Emma pursed her lips. “He already rented it. For a hobby train shop, I think.”

I rolled my eyes. “He made that up. It’s Aiden’s way of saying he wants a tenant he won’t hit on.”

“Oh, that explains so much. He has the maturity of a twelve-year-old, doesn’t he?” Her face twisted. “No, twelve-year-olds don’t deserve that. Look. He’s up.” She tapped my thigh.

Cheers erupted as Shane strode from the dugout, and I joined in.

I laughed when he showed me the team shirt: white and gold with a neon brown treasure chest on the front. The color scheme was painful enough to give me a toothache, but the gold cartoon dancing coins gave it an extra touch. Aiden lost the team captain’s position a few minutes later.

Seeing the raglan shirt on him now, with the sleeves tight on his arms, and the fabric stretched across Shane’s chest, I wasn’t laughing. The spring weather brought easy sunshine and a soft breeze. It picked up Shane’s hair, and I pictured my fingers playing with it.

The pitcher threw, and Shane swung.

CRACK!

My hands waved about, as if outside of my control. “Gogogogogogo.” I beat my chest, willing my heart to slow down.

The crowd cheered with me as he rounded first and second, bringing Jack home, before a final sprint into third.

I started breathing once more. “He’s amazing, isn’t he?”

Emma’s lips twisted into a sly expression. “How’s your newfound love for baseball?”

“He’s played since childhood.” I ignored the deliberate innuendo. “Throughout high school, and then some recreational leagues while still in the Marines.”

For all of Aiden’s good-natured complaining, Shane taking over as team captain was serendipity. He was abetter player and instituted more drills and practice sessions. “I’m making changes, starting now, because I’m not playing on the losing side,” he had said.

“Uh-huh. So what happens next between you two? Is it permanent, or are you still in the strangest marriage I’ve ever heard of?”

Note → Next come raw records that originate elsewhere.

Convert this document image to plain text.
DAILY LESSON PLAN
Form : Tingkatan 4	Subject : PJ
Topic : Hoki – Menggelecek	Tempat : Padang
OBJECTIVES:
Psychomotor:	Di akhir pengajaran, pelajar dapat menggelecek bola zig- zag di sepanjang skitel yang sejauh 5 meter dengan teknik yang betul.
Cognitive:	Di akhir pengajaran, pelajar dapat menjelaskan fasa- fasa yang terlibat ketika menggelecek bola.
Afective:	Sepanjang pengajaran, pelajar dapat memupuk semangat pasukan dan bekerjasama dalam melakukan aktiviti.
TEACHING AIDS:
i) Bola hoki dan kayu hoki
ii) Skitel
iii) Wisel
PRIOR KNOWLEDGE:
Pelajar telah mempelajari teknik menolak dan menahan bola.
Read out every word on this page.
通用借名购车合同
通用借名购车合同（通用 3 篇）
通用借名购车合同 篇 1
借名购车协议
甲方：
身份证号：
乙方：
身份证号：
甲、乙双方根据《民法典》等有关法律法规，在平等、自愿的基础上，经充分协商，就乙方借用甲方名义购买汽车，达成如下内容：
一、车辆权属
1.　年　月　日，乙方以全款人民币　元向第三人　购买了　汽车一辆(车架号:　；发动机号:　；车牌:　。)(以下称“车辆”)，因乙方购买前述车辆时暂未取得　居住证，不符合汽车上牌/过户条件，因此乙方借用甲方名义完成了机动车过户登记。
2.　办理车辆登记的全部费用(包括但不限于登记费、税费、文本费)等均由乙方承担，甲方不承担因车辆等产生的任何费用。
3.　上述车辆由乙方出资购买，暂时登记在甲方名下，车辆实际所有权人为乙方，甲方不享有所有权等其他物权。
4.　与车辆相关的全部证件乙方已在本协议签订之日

“It’s….” I struggled with the correct words.

“Complicated?”

Shane’s confession, his straightforward explanation, and the vulnerability he showed shook me. Shane overwhelmed me with information and with his presence. He walked into my bedroom as I was preparing for an annulment and shared everything. In the end, he suggested we continue, letting our relationship develop without plans or expectations, and I agreed, leaving us in the same place we were before.

A relationship where every step was out of order, and I wanted him more every day.

“We decided not to get an annulment for now.”